À cela je ne sus que dire. L’attaque était trop directe, trop juste et assez spirituelle. « — Comme les bottes du parthéiste ! », fis-je au hasard, en riant d’un air bonhomme, et, tournant péniblement sur mes talons, je m’éloignai, avec tous les honneurs de la victoire. Le véritable professeur fut expulsé, sans violence, toutefois, sauf qu’un énergumène s’épuisa en patients efforts pour lui arracher son nez. Aujourd’hui encore, il passe dans toute l’Europe pour un délicieux mystificateur. Son sérieux apparent, voyez-vous, sa colère jouée ne le rendaient que plus amusant.

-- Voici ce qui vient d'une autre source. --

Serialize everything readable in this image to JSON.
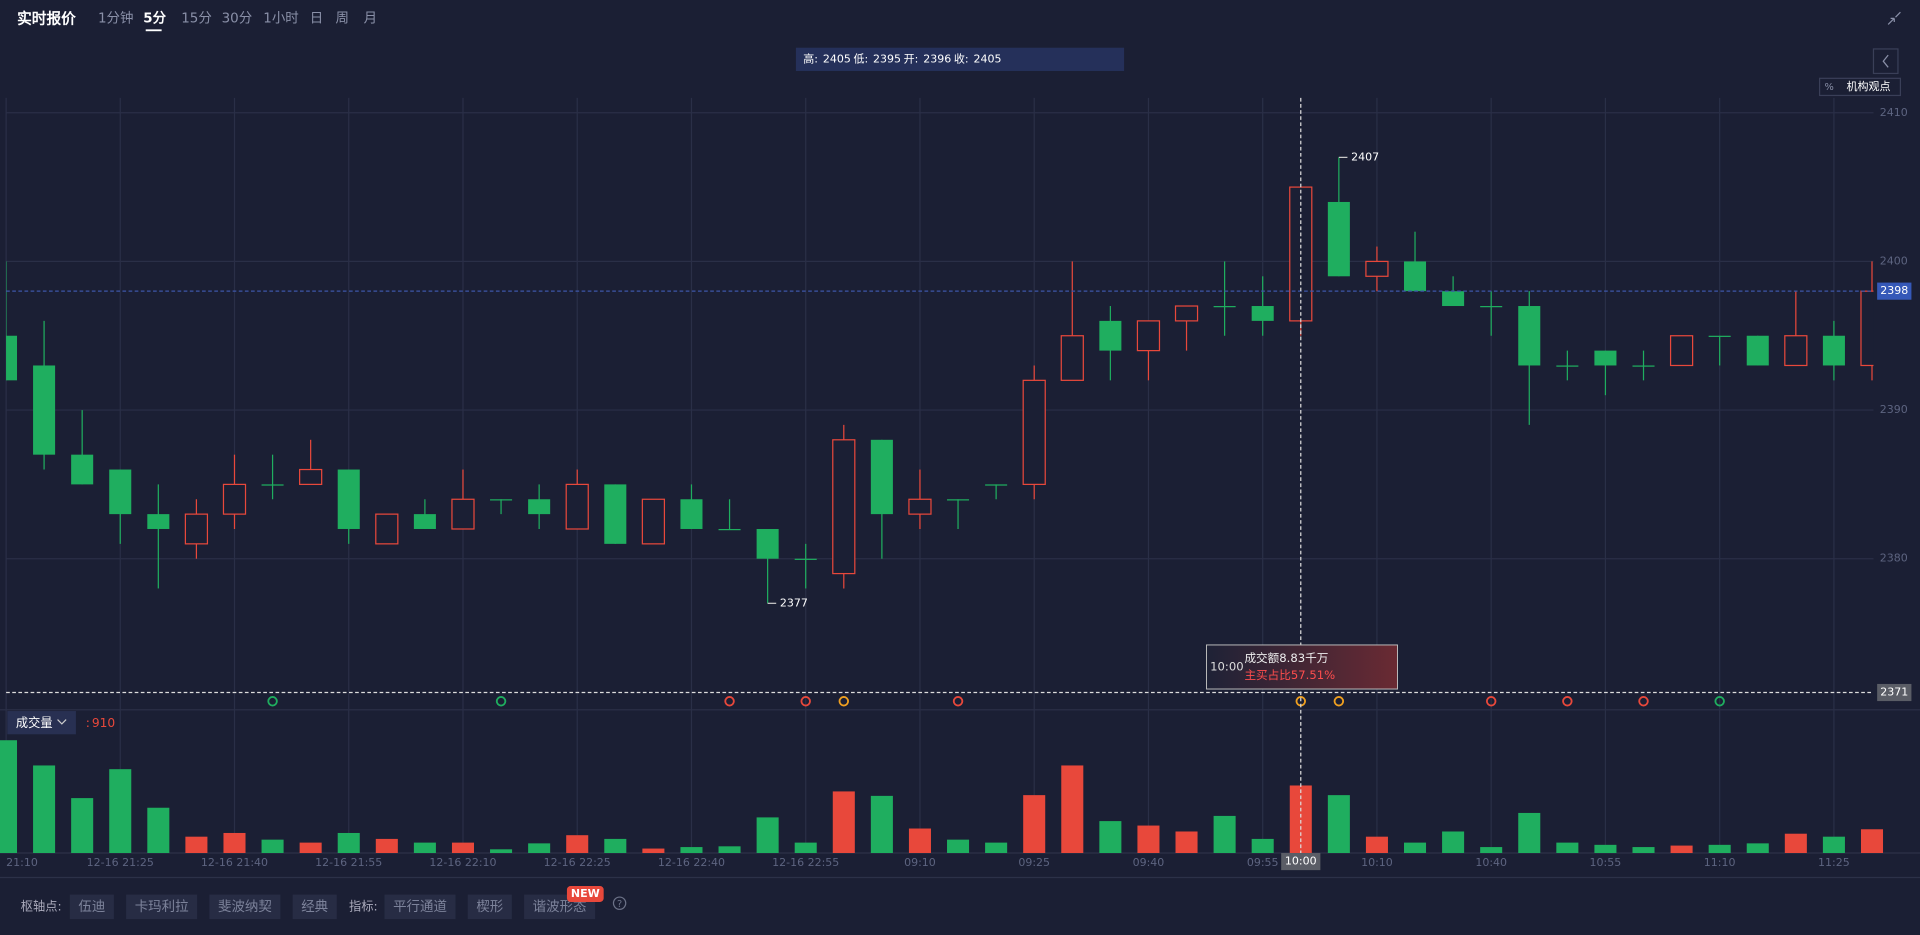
{
  "toolbar": {
    "title": "实时报价",
    "tabs": [
      "1分钟",
      "5分",
      "15分",
      "30分",
      "1小时",
      "日",
      "周",
      "月"
    ],
    "active": 1
  },
  "ohlc_bar": {
    "high_label": "高:",
    "low_label": "低:",
    "open_label": "开:",
    "close_label": "收:"
  },
  "side_buttons": {
    "percent": "%",
    "views": "机构观点"
  },
  "chart_data": {
    "type": "candlestick",
    "categories": [
      "21:10",
      null,
      null,
      "12-16 21:25",
      null,
      null,
      "12-16 21:40",
      null,
      null,
      "12-16 21:55",
      null,
      null,
      "12-16 22:10",
      null,
      null,
      "12-16 22:25",
      null,
      null,
      "12-16 22:40",
      null,
      null,
      "12-16 22:55",
      null,
      null,
      "09:10",
      null,
      null,
      "09:25",
      null,
      null,
      "09:40",
      null,
      null,
      "09:55",
      null,
      null,
      "10:10",
      null,
      null,
      "10:40",
      null,
      null,
      "10:55",
      null,
      null,
      "11:10",
      null,
      null,
      "11:25",
      null
    ],
    "open": [
      2395,
      2393,
      2387,
      2386,
      2383,
      2381,
      2383,
      2385,
      2385,
      2386,
      2381,
      2383,
      2382,
      2384,
      2384,
      2382,
      2385,
      2381,
      2384,
      2382,
      2382,
      2380,
      2379,
      2388,
      2383,
      2384,
      2385,
      2385,
      2392,
      2396,
      2394,
      2396,
      2397,
      2397,
      2396,
      2404,
      2399,
      2400,
      2398,
      2397,
      2397,
      2393,
      2394,
      2393,
      2393,
      2395,
      2395,
      2393,
      2395,
      2393
    ],
    "high": [
      2400,
      2396,
      2390,
      2386,
      2385,
      2384,
      2387,
      2387,
      2388,
      2386,
      2383,
      2384,
      2386,
      2384,
      2385,
      2386,
      2385,
      2384,
      2385,
      2384,
      2382,
      2381,
      2389,
      2388,
      2386,
      2384,
      2385,
      2393,
      2400,
      2397,
      2396,
      2397,
      2400,
      2399,
      2405,
      2407,
      2401,
      2402,
      2399,
      2398,
      2398,
      2394,
      2394,
      2394,
      2395,
      2395,
      2395,
      2398,
      2396,
      2400
    ],
    "low": [
      2392,
      2386,
      2385,
      2381,
      2378,
      2380,
      2382,
      2384,
      2385,
      2381,
      2381,
      2382,
      2382,
      2383,
      2382,
      2382,
      2381,
      2381,
      2382,
      2382,
      2377,
      2378,
      2378,
      2380,
      2382,
      2382,
      2384,
      2384,
      2392,
      2392,
      2392,
      2394,
      2395,
      2395,
      2395,
      2399,
      2398,
      2398,
      2397,
      2395,
      2389,
      2392,
      2391,
      2392,
      2393,
      2393,
      2393,
      2393,
      2392,
      2392
    ],
    "close": [
      2392,
      2387,
      2385,
      2383,
      2382,
      2383,
      2385,
      2385,
      2386,
      2382,
      2383,
      2382,
      2384,
      2384,
      2383,
      2385,
      2381,
      2384,
      2382,
      2382,
      2380,
      2380,
      2388,
      2383,
      2384,
      2384,
      2385,
      2392,
      2395,
      2394,
      2396,
      2397,
      2397,
      2396,
      2405,
      2399,
      2400,
      2398,
      2397,
      2397,
      2393,
      2393,
      2393,
      2393,
      2395,
      2395,
      2393,
      2395,
      2393,
      2398
    ],
    "volume": [
      1520,
      1180,
      740,
      1130,
      610,
      220,
      270,
      180,
      140,
      270,
      190,
      140,
      140,
      50,
      130,
      240,
      190,
      60,
      80,
      90,
      480,
      140,
      830,
      770,
      330,
      180,
      140,
      780,
      1180,
      430,
      370,
      290,
      500,
      190,
      910,
      780,
      220,
      140,
      290,
      80,
      540,
      140,
      110,
      80,
      100,
      110,
      130,
      260,
      220,
      320
    ],
    "ylim": [
      2370,
      2411
    ],
    "yticks": [
      2380,
      2390,
      2400,
      2410
    ],
    "volume_ylim": [
      0,
      1600
    ],
    "up_color": "#e8483b",
    "down_color": "#1fae5f",
    "grid": true,
    "crosshair": {
      "index": 34,
      "time": "10:00",
      "price": 2371
    },
    "volume_title": "成交量",
    "volume_prefix": ":"
  },
  "hover_box": {
    "time": "10:00",
    "turnover": "成交额8.83千万",
    "buy_ratio": "主买占比57.51%"
  },
  "footer": {
    "pivot_label": "枢轴点:",
    "pivots": [
      "伍迪",
      "卡玛利拉",
      "斐波纳契",
      "经典"
    ],
    "indicator_label": "指标:",
    "indicators": [
      "平行通道",
      "楔形",
      "谐波形态"
    ],
    "badge": "NEW",
    "help": "?"
  }
}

— Je comprends, dit Syme, que vous vous soyez amusé, un soir, à vous affubler de sa vilaine vieille barbe. Mais, comment ne vous en êtes-vous pas débarrassé ensuite ?

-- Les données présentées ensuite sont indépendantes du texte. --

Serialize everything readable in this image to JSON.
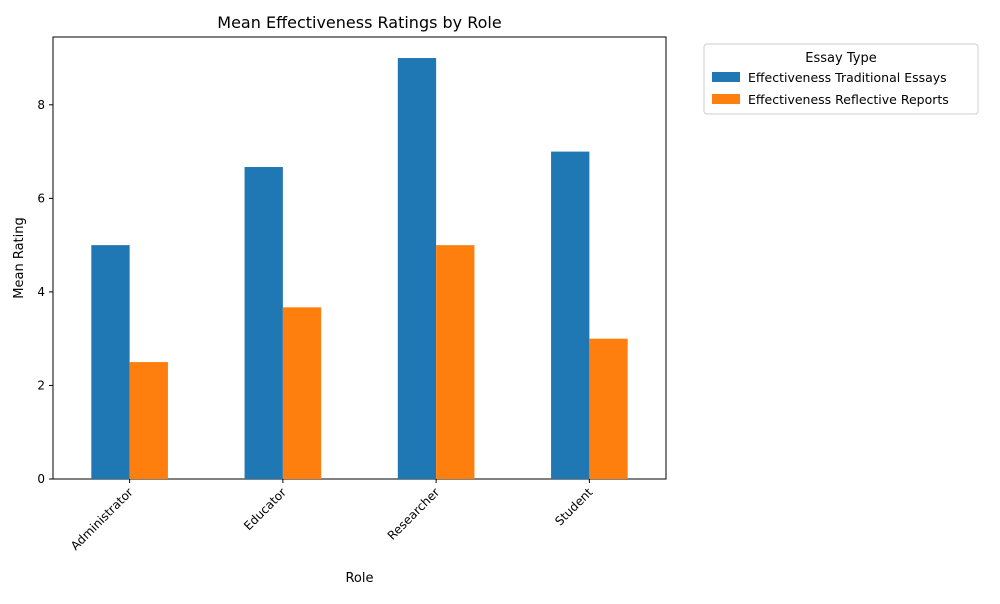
{
  "chart_data": {
    "type": "bar",
    "title": "Mean Effectiveness Ratings by Role",
    "xlabel": "Role",
    "ylabel": "Mean Rating",
    "categories": [
      "Administrator",
      "Educator",
      "Researcher",
      "Student"
    ],
    "series": [
      {
        "name": "Effectiveness Traditional Essays",
        "color": "#1f77b4",
        "values": [
          5.0,
          6.67,
          9.0,
          7.0
        ]
      },
      {
        "name": "Effectiveness Reflective Reports",
        "color": "#ff7f0e",
        "values": [
          2.5,
          3.67,
          5.0,
          3.0
        ]
      }
    ],
    "ylim": [
      0,
      9.45
    ],
    "yticks": [
      "0",
      "2",
      "4",
      "6",
      "8"
    ],
    "grid": false,
    "legend": {
      "title": "Essay Type",
      "placement": "outside-top-right"
    }
  }
}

— Vous me demandez la fin de mon histoire ? dit l’acteur. Voici. En quittant la compagnie, suivi d’applaudissements respectueux, je m’engageai en boitant dans une rue obscure, espérant être bientôt assez loin de mes admirateurs pour pouvoir marcher comme un homme. Je doublais le coin de la rue, quand je me sentis touché à l’épaule, et, en me retournant, je me trouvai dans l’ombre d’un énorme policeman. Il me dit « qu’on avait besoin de moi ». Je me campai dans la plus héroïque attitude que pût prendre un paralytique et m’écriai, avec un fort accent germanique : « — En effet, on a besoin de moi : tous les opprimés de l’univers me réclament ! Mon crime, n’est-ce pas, est d’être le grand anarchiste, le professeur de Worms. » Impassible, le policeman consulta un papier qu’il avait à la main : « — Non, monsieur, me dit-il poliment, ou du moins ce n’est pas tout à fait cela. Je vous arrête sous l’inculpation de n’être pas le fameux professeur de Worms. » Cette inculpation était, certes, moins grave que l’autre. Je suivis ce policeman. J’étais inquiet, mais non pas effrayé. Je fus conduit dans le cabinet d’un officier de police qui m’expliqua qu’une sérieuse campagne était ouverte contre les grands centres anarchistes et que mon heureuse mascarade pourrait être fort utile à la sécurité publique. Il m’offrit un bon salaire et la carte bleue. Notre conversation fut très brève ; je me convainquis pourtant que j’avais affaire à un homme d’un humour et d’un bon sens puissants. Mais je ne puis pas dire grand’chose de sa personne, car…

Syme déposa sa fourchette et son couteau.

— Je sais, dit-il, c’est parce que vous lui avez parlé dans une chambre obscure.

Le professeur de Worms acquiesça et vida son verre.